Research Analyst Explains Why Bitcoin Won’t Replace Gold

The cryptocurrency falls short of fulfilling the necessary safe-haven criteria to consider it an alternative to gold.


bitcoin won't overpower goal

Cryptocurrency enthusiasts are often quick to refer to bitcoin as “digital gold”, pointing to the perceived similarities between the two assets to justify the comparison. Namely, the buy-and-hold strategy commonly applied to bitcoin draws parallels with physical gold, which remains the most popular asset for long-term storage both for financial safety and to guard against a potential financial crisis.

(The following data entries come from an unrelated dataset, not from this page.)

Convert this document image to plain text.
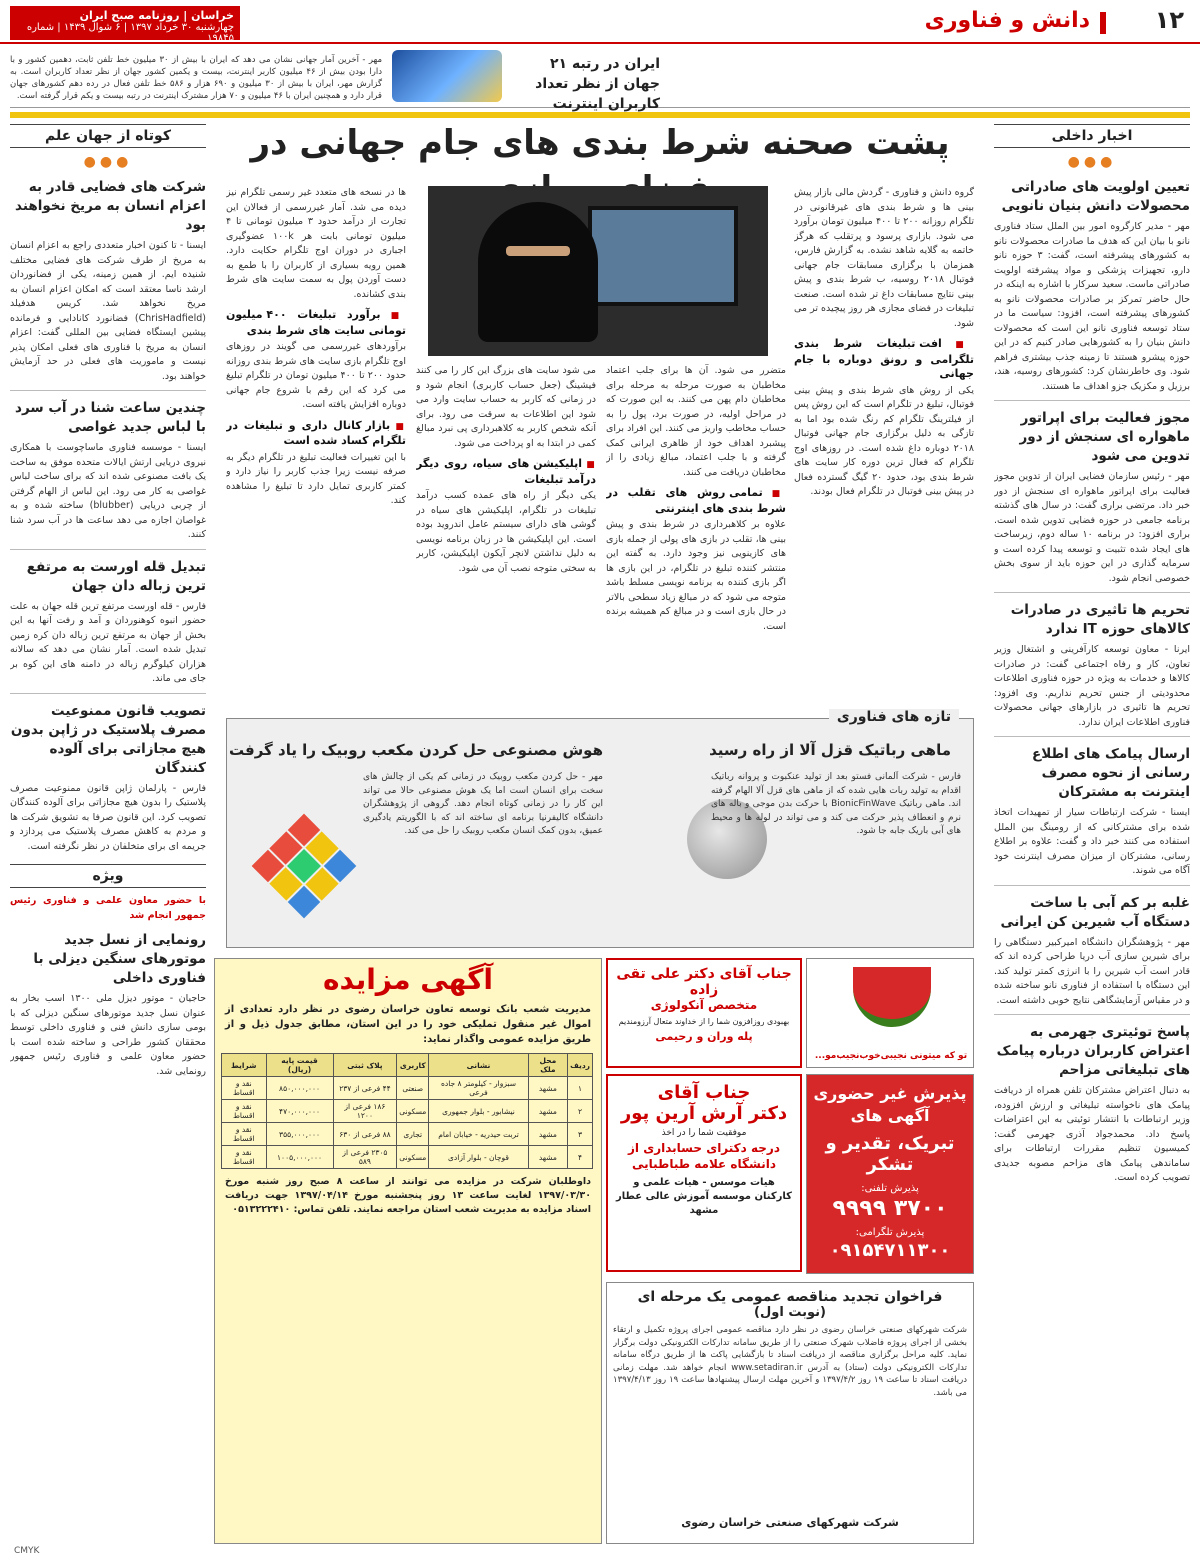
۱۲
دانش و فناوری
خراسان | روزنامه صبح ایران
چهارشنبه ۳۰ خرداد ۱۳۹۷ | ۶ شوال ۱۴۳۹ | شماره ۱۹۸۴۵
ایران در رتبه ۲۱ جهان از نظر تعداد کاربران اینترنت
مهر - آخرین آمار جهانی نشان می دهد که ایران با بیش از ۳۰ میلیون خط تلفن ثابت، دهمین کشور و با دارا بودن بیش از ۴۶ میلیون کاربر اینترنت، بیست و یکمین کشور جهان از نظر تعداد کاربران است. به گزارش مهر، ایران با بیش از ۳۰ میلیون و ۶۹۰ هزار و ۵۸۶ خط تلفن فعال در رده دهم کشورهای جهان قرار دارد و همچنین ایران با ۴۶ میلیون و ۷۰ هزار مشترک اینترنت در رتبه بیست و یکم قرار گرفته است.
اخبار داخلی
●●●
تعیین اولویت های صادراتی محصولات دانش بنیان نانویی

مهر - مدیر کارگروه امور بین الملل ستاد فناوری نانو با بیان این که هدف ما صادرات محصولات نانو به کشورهای پیشرفته است، گفت: ۳ حوزه نانو دارو، تجهیزات پزشکی و مواد پیشرفته اولویت صادراتی ماست. سعید سرکار با اشاره به اینکه در حال حاضر تمرکز بر صادرات محصولات نانو به کشورهای پیشرفته است، افزود: سیاست ما در ستاد توسعه فناوری نانو این است که محصولات دانش بنیان را به کشورهایی صادر کنیم که در این حوزه پیشرو هستند تا زمینه جذب بیشتری فراهم شود. وی خاطرنشان کرد: کشورهای روسیه، هند، برزیل و مکزیک جزو اهداف ما هستند.

مجوز فعالیت برای اپراتور ماهواره ای سنجش از دور تدوین می شود

مهر - رئیس سازمان فضایی ایران از تدوین مجوز فعالیت برای اپراتور ماهواره ای سنجش از دور خبر داد. مرتضی براری گفت: در سال های گذشته برنامه جامعی در حوزه فضایی تدوین شده است. براری افزود: در برنامه ۱۰ ساله دوم، زیرساخت های ایجاد شده تثبیت و توسعه پیدا کرده است و سرمایه گذاری در این حوزه باید از سوی بخش خصوصی انجام شود.

تحریم ها تاثیری در صادرات کالاهای حوزه IT ندارد

ایرنا - معاون توسعه کارآفرینی و اشتغال وزیر تعاون، کار و رفاه اجتماعی گفت: در صادرات کالاها و خدمات به ویژه در حوزه فناوری اطلاعات محدودیتی از جنس تحریم نداریم. وی افزود: تحریم ها تاثیری در بازارهای جهانی محصولات فناوری اطلاعات ایران ندارد.

ارسال پیامک های اطلاع رسانی از نحوه مصرف اینترنت به مشترکان

ایسنا - شرکت ارتباطات سیار از تمهیدات اتخاذ شده برای مشترکانی که از رومینگ بین الملل استفاده می کنند خبر داد و گفت: علاوه بر اطلاع رسانی، مشترکان از میزان مصرف اینترنت خود آگاه می شوند.

غلبه بر کم آبی با ساخت دستگاه آب شیرین کن ایرانی

مهر - پژوهشگران دانشگاه امیرکبیر دستگاهی را برای شیرین سازی آب دریا طراحی کرده اند که قادر است آب شیرین را با انرژی کمتر تولید کند. این دستگاه با استفاده از فناوری نانو ساخته شده و در مقیاس آزمایشگاهی نتایج خوبی داشته است.

پاسخ توئیتری جهرمی به اعتراض کاربران درباره پیامک های تبلیغاتی مزاحم

به دنبال اعتراض مشترکان تلفن همراه از دریافت پیامک های ناخواسته تبلیغاتی و ارزش افزوده، وزیر ارتباطات با انتشار توئیتی به این اعتراضات پاسخ داد. محمدجواد آذری جهرمی گفت: کمیسیون تنظیم مقررات ارتباطات برای ساماندهی پیامک های مزاحم مصوبه جدیدی تصویب کرده است.

کوتاه از جهان علم
●●●
شرکت های فضایی قادر به اعزام انسان به مریخ نخواهند بود

ایسنا - تا کنون اخبار متعددی راجع به اعزام انسان به مریخ از طرف شرکت های فضایی مختلف شنیده ایم. از همین زمینه، یکی از فضانوردان ارشد ناسا معتقد است که امکان اعزام انسان به مریخ نخواهد شد. کریس هدفیلد (ChrisHadfield) فضانورد کانادایی و فرمانده پیشین ایستگاه فضایی بین المللی گفت: اعزام انسان به مریخ با فناوری های فعلی امکان پذیر نیست و ماموریت های فعلی در حد آزمایش خواهند بود.

چندین ساعت شنا در آب سرد با لباس جدید غواصی

ایسنا - موسسه فناوری ماساچوست با همکاری نیروی دریایی ارتش ایالات متحده موفق به ساخت یک بافت مصنوعی شده اند که برای ساخت لباس غواصی به کار می رود. این لباس از الهام گرفتن از چربی دریایی (blubber) ساخته شده و به غواصان اجازه می دهد ساعت ها در آب سرد شنا کنند.

تبدیل قله اورست به مرتفع ترین زباله دان جهان

فارس - قله اورست مرتفع ترین قله جهان به علت حضور انبوه کوهنوردان و آمد و رفت آنها به این بخش از جهان به مرتفع ترین زباله دان کره زمین تبدیل شده است. آمار نشان می دهد که سالانه هزاران کیلوگرم زباله در دامنه های این کوه بر جای می ماند.

تصویب قانون ممنوعیت مصرف پلاستیک در ژاپن بدون هیچ مجازاتی برای آلوده کنندگان

فارس - پارلمان ژاپن قانون ممنوعیت مصرف پلاستیک را بدون هیچ مجازاتی برای آلوده کنندگان تصویب کرد. این قانون صرفا به تشویق شرکت ها و مردم به کاهش مصرف پلاستیک می پردازد و جریمه ای برای متخلفان در نظر نگرفته است.

ویژه

با حضور معاون علمی و فناوری رئیس جمهور انجام شد

رونمایی از نسل جدید موتورهای سنگین دیزلی با فناوری داخلی

حاجیان - موتور دیزل ملی ۱۳۰۰ اسب بخار به عنوان نسل جدید موتورهای سنگین دیزلی که با بومی سازی دانش فنی و فناوری داخلی توسط محققان کشور طراحی و ساخته شده است با حضور معاون علمی و فناوری رئیس جمهور رونمایی شد.

پشت صحنه شرط بندی های جام جهانی در

گروه دانش و فناوری - گردش مالی بازار پیش بینی ها و شرط بندی های غیرقانونی در تلگرام روزانه ۲۰۰ تا ۴۰۰ میلیون تومان برآورد می شود. بازاری پرسود و پرتقلب که هرگز خاتمه به گلایه شاهد نشده. به گزارش فارس، همزمان با برگزاری مسابقات جام جهانی فوتبال ۲۰۱۸ روسیه، ب شرط بندی و پیش بینی نتایج مسابقات داغ تر شده است. صنعت تبلیغات در فضای مجازی هر روز پیچیده تر می شود.

■ افت تبلیغات شرط بندی تلگرامی و رونق دوباره با جام جهانی

یکی از روش های شرط بندی و پیش بینی فوتبال، تبلیغ در تلگرام است که این روش پس از فیلترینگ تلگرام کم رنگ شده بود اما به تازگی به دلیل برگزاری جام جهانی فوتبال ۲۰۱۸ دوباره داغ شده است. در روزهای اوج تلگرام که فعال ترین دوره کار سایت های شرط بندی بود، حدود ۲۰ گیگ گسترده فعال در پیش بینی فوتبال در تلگرام فعال بودند.

متضرر می شود. آن ها برای جلب اعتماد مخاطبان به صورت مرحله به مرحله برای مخاطبان دام پهن می کنند. به این صورت که در مراحل اولیه، در صورت برد، پول را به حساب مخاطب واریز می کنند. این افراد برای پیشبرد اهداف خود از ظاهری ایرانی کمک گرفته و با جلب اعتماد، مبالغ زیادی را از مخاطبان دریافت می کنند.

■ تمامی روش های تقلب در شرط بندی های اینترنتی

علاوه بر کلاهبرداری در شرط بندی و پیش بینی ها، تقلب در بازی های پولی از جمله بازی های کازینویی نیز وجود دارد. به گفته این منتشر کننده تبلیغ در تلگرام، در این بازی ها اگر بازی کننده به برنامه نویسی مسلط باشد متوجه می شود که در مبالغ زیاد سطحی بالاتر در حال بازی است و در مبالغ کم همیشه برنده است.

می شود سایت های بزرگ این کار را می کنند فیشینگ (جعل حساب کاربری) انجام شود و در زمانی که کاربر به حساب سایت وارد می شود این اطلاعات به سرقت می رود. برای آنکه شخص کاربر به کلاهبرداری پی نبرد مبالغ کمی در ابتدا به او پرداخت می شود.

■ اپلیکیشن های سیاه، روی دیگر درآمد تبلیغات

یکی دیگر از راه های عمده کسب درآمد تبلیغات در تلگرام، اپلیکیشن های سیاه در گوشی های دارای سیستم عامل اندروید بوده است. این اپلیکیشن ها در زبان برنامه نویسی به دلیل نداشتن لانچر آیکون اپلیکیشن، کاربر به سختی متوجه نصب آن می شود.

ها در نسخه های متعدد غیر رسمی تلگرام نیز دیده می شد. آمار غیررسمی از فعالان این تجارت از درآمد حدود ۳ میلیون تومانی تا ۴ میلیون تومانی بابت هر ۱۰۰k عضوگیری اجباری در دوران اوج تلگرام حکایت دارد. همین رویه بسیاری از کاربران را با طمع به دست آوردن پول به سمت سایت های شرط بندی کشانده.

■ برآورد تبلیغات ۴۰۰ میلیون تومانی سایت های شرط بندی

برآوردهای غیررسمی می گویند در روزهای اوج تلگرام بازی سایت های شرط بندی روزانه حدود ۲۰۰ تا ۴۰۰ میلیون تومان در تلگرام تبلیغ می کرد که این رقم با شروع جام جهانی دوباره افزایش یافته است.

■ بازار کانال داری و تبلیغات در تلگرام کساد شده است

با این تغییرات فعالیت تبلیغ در تلگرام دیگر به صرفه نیست زیرا جذب کاربر را نیاز دارد و کمتر کاربری تمایل دارد تا تبلیغ را مشاهده کند.

تازه های فناوری
ماهی رباتیک قزل آلا از راه رسید
فارس - شرکت آلمانی فستو بعد از تولید عنکبوت و پروانه رباتیک اقدام به تولید ربات هایی شده که از ماهی های قزل آلا الهام گرفته اند. ماهی رباتیک BionicFinWave با حرکت بدن موجی و باله های نرم و انعطاف پذیر حرکت می کند و می تواند در لوله ها و محیط های آبی باریک جابه جا شود.
هوش مصنوعی حل کردن مکعب روبیک را یاد گرفت
مهر - حل کردن مکعب روبیک در زمانی کم یکی از چالش های سخت برای انسان است اما یک هوش مصنوعی حالا می تواند این کار را در زمانی کوتاه انجام دهد. گروهی از پژوهشگران دانشگاه کالیفرنیا برنامه ای ساخته اند که با الگوریتم یادگیری عمیق، بدون کمک انسان مکعب روبیک را حل می کند.
آگهی مزایده
مدیریت شعب بانک توسعه تعاون خراسان رضوی در نظر دارد تعدادی از اموال غیر منقول تملیکی خود را در این استان، مطابق جدول ذیل و از طریق مزایده عمومی واگذار نماید:
ردیف	محل ملک	نشانی	کاربری	پلاک ثبتی	قیمت پایه (ریال)	شرایط
۱	مشهد	سبزوار - کیلومتر ۸ جاده فرعی	صنعتی	۴۴ فرعی از ۲۳۷	۸۵۰,۰۰۰,۰۰۰	نقد و اقساط
۲	مشهد	نیشابور - بلوار جمهوری	مسکونی	۱۸۶ فرعی از ۱۲۰۰	۴۷۰,۰۰۰,۰۰۰	نقد و اقساط
۳	مشهد	تربت حیدریه - خیابان امام	تجاری	۸۸ فرعی از ۶۳۰	۳۵۵,۰۰۰,۰۰۰	نقد و اقساط
۴	مشهد	قوچان - بلوار آزادی	مسکونی	۲۳۰۵ فرعی از ۵۸۹	۱۰۰۵,۰۰۰,۰۰۰	نقد و اقساط
داوطلبان شرکت در مزایده می توانند از ساعت ۸ صبح روز شنبه مورخ ۱۳۹۷/۰۳/۳۰ لغایت ساعت ۱۳ روز پنجشنبه مورخ ۱۳۹۷/۰۴/۱۴ جهت دریافت اسناد مزایده به مدیریت شعب استان مراجعه نمایند. تلفن تماس: ۰۵۱۳۲۲۲۴۱۰
جناب آقای دکتر علی تقی زاده
متخصص آنکولوژی
بهبودی روزافزون شما را از خداوند متعال آرزومندیم
پله وران و رحیمی
تو که میتونی نجیبی‌خوب‌نجیب‌مو...
جناب آقای
دکتر آرش آرین پور
موفقیت شما را در اخذ
درجه دکترای حسابداری از دانشگاه علامه طباطبایی
هیات موسس - هیات علمی و کارکنان موسسه آموزش عالی عطار مشهد
پذیرش غیر حضوری آگهی های
تبریک، تقدیر و تشکر
پذیرش تلفنی:
۳۷۰۰ ۹۹۹۹
پذیرش تلگرامی:
۰۹۱۵۴۷۱۱۳۰۰
فراخوان تجدید مناقصه عمومی یک مرحله ای
(نوبت اول)
شرکت شهرکهای صنعتی خراسان رضوی در نظر دارد مناقصه عمومی اجرای پروژه تکمیل و ارتقاء بخشی از اجرای پروژه فاضلاب شهرک صنعتی را از طریق سامانه تدارکات الکترونیکی دولت برگزار نماید. کلیه مراحل برگزاری مناقصه از دریافت اسناد تا بازگشایی پاکت ها از طریق درگاه سامانه تدارکات الکترونیکی دولت (ستاد) به آدرس www.setadiran.ir انجام خواهد شد. مهلت زمانی دریافت اسناد تا ساعت ۱۹ روز ۱۳۹۷/۴/۲ و آخرین مهلت ارسال پیشنهادها ساعت ۱۹ روز ۱۳۹۷/۴/۱۳ می باشد.
شرکت شهرکهای صنعتی خراسان رضوی
CMYK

Yet, an article on Insider wrote that a recent study by Morningstar Equity Research found that bitcoin actually has little in common with the precious metal. Kristoffer Inton, the firm’s analyst, said in a research note to clients that bitcoin falls short of fulfilling the necessary safe-haven criteria to consider it an alternative to gold.

In the article, Inton lists five requirements that bitcoin should have in order to compete with the yellow metal: liquidity, functional purpose, scarcity of supply, future demand certainty and permanence. Each of these attributes is a hallmark of gold investment, yet bitcoin boasts only two of them.

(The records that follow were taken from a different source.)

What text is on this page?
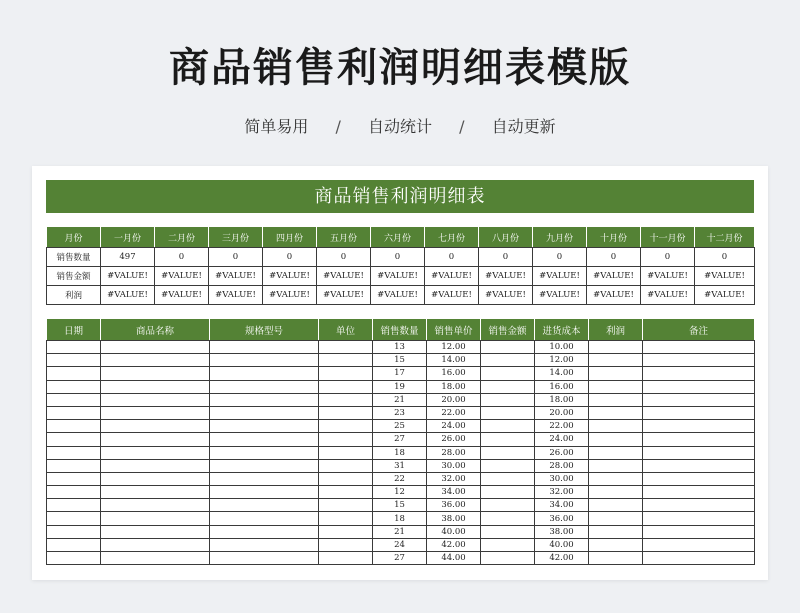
商品销售利润明细表模版
简单易用 / 自动统计 / 自动更新
商品销售利润明细表
月份	一月份	二月份	三月份	四月份	五月份	六月份	七月份	八月份	九月份	十月份	十一月份	十二月份
销售数量	497	0	0	0	0	0	0	0	0	0	0	0
销售金额	#VALUE!	#VALUE!	#VALUE!	#VALUE!	#VALUE!	#VALUE!	#VALUE!	#VALUE!	#VALUE!	#VALUE!	#VALUE!	#VALUE!
利润	#VALUE!	#VALUE!	#VALUE!	#VALUE!	#VALUE!	#VALUE!	#VALUE!	#VALUE!	#VALUE!	#VALUE!	#VALUE!	#VALUE!
日期	商品名称	规格型号	单位	销售数量	销售单价	销售金额	进货成本	利润	备注
				13	12.00		10.00		
				15	14.00		12.00		
				17	16.00		14.00		
				19	18.00		16.00		
				21	20.00		18.00		
				23	22.00		20.00		
				25	24.00		22.00		
				27	26.00		24.00		
				18	28.00		26.00		
				31	30.00		28.00		
				22	32.00		30.00		
				12	34.00		32.00		
				15	36.00		34.00		
				18	38.00		36.00		
				21	40.00		38.00		
				24	42.00		40.00		
				27	44.00		42.00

The contrast in liquidity between the two assets immediately stands out. Despite its renown as a physical store of value, the article reports that gold sees an impressive amount of trading, with 3% of existing gold being traded daily. Meanwhile, only 0.5% of existing bitcoins are traded regularly, a remarkably low figure for an asset that primarily exists in digital form.

The lack of functional purpose is another takeaway from bitcoin when comparing it to gold, as the metal continues to be used for a wide variety of industrial and medical applications. Besides its storied history as a dental aide, gold is also featured in the manufacturing process of many high-end electronics. Its role as jewelry is one of the key points of demand, as gold ornaments have enjoyed global recognition for thousands of years. Bitcoin, on the other hand, only sees use as a store of value and a currency, the latter of those being limited as relatively few merchants accept cryptocurrencies.

Bitcoin’s scarcity of supply is an upside, as only 21 million units of the virtual asset can exist due to its code. This mirrors gold’s own scarcity, since the metal is known to exist in limited supply within the Earth’s crust.

Future demand certainty, however, is where the two assets branch off, with bitcoin remaining a speculative asset whose future, both in the near- and long-term, is uncertain. Gold investors are free of such worries, given that the metal has kept its value for more than 5,000 years.

Whether bitcoin has permanence, which is Inton’s fifth criteria, is open for interpretation. While the cryptocurrency doesn’t deteriorate in any way similar to how gold doesn’t, its unclear future could be seen as an impermanent quality.

Barring additional assurances and an improved trading volume, Inton concluded in the article that gold has little to fear from bitcoin, and that safety-oriented investors will continue to find the metal to be without equal.